Teaching leaders have called for change in the approach to tackling bullying in Scotland’s classrooms amid concerns from pupils that the current approach is not working.
MSPs warned yesterday that “policy after policy” aimed at addressing the issue in schools has not worked. It comes amid recent concerns over a rise in homophobic and sexist bullying in Scotland’s classrooms.
The Scottish Government is currently drawing up a new anti-bullying strategy. Holyrood’s equalities committee has taken evidence from youngsters in recent months – who have said the current approach is not filtering through to the frontline – and grilled education leaders on the issue yesterday.
Labour’s Mary Fee said: “We’ve heard from pupil after pupil, from professional people who tell us that we have polices, we refresh the policy, we introduce another policy, we refresh it again, we do something else.
“And then we get young people in here who tell us it’s made absolutely no difference.
“With the greatest of respect, introducing policy after policy clearly is not addressing the issue.”
Philip Gosnay of the Association of Directors of Education said teachers must be confident in meeting the “demands” of children to tackle bullying.
He said: “We need to change our approaches and that will be helped through the guidance we’re going to get.

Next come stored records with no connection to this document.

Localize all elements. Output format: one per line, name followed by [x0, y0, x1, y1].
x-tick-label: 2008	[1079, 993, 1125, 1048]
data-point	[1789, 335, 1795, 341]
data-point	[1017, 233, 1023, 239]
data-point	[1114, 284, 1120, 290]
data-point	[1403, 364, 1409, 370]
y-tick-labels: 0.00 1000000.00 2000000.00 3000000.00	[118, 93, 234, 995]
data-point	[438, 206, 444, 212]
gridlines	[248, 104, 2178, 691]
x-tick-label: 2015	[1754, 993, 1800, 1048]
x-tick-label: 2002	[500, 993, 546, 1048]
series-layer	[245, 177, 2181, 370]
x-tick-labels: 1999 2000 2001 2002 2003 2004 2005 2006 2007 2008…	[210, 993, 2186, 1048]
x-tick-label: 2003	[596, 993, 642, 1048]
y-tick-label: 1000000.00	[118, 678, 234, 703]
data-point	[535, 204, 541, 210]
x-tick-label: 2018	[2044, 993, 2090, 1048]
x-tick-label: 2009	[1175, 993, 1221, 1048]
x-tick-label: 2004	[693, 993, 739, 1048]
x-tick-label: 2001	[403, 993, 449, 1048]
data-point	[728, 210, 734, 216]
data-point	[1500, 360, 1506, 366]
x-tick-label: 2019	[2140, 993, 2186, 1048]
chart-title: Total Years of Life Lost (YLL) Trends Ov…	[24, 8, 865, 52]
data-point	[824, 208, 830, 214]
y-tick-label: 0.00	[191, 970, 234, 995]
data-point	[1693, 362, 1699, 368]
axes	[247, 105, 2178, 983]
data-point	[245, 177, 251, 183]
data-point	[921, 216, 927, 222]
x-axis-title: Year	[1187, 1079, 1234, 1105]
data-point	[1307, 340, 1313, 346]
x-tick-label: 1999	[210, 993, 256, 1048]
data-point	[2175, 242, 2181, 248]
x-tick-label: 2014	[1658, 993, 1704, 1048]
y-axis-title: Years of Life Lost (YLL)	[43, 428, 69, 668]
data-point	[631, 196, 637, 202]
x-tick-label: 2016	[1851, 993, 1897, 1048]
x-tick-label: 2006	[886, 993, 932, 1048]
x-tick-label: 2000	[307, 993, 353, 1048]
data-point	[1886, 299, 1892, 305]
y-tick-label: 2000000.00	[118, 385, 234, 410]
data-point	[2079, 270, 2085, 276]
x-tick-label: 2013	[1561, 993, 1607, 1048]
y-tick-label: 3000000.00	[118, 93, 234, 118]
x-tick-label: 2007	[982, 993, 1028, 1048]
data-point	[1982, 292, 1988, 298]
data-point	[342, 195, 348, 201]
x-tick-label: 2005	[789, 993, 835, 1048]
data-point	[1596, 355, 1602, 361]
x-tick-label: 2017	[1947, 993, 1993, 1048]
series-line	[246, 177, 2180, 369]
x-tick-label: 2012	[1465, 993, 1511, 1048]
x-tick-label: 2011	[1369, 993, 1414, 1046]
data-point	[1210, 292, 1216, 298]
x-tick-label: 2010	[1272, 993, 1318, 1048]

“It will help develop our responses if we then listen to young people.”
MSPs heard that pupils in independent schools often help draw up anti-bullying plans, as they are closest to the frontline on the issue.
Teaching union the EIS issued new guidance last year on tackling sexist attitudes after research found teachers reported girls being “pushed, grabbed and groped”, and subject to sexist abuse.
Campaign group TIE claimed earlier this month that nine out of ten LGBTI students experience homophobia, biphobia and transphobia at school, with 27 per cent having attempted suicide as a result of bullying.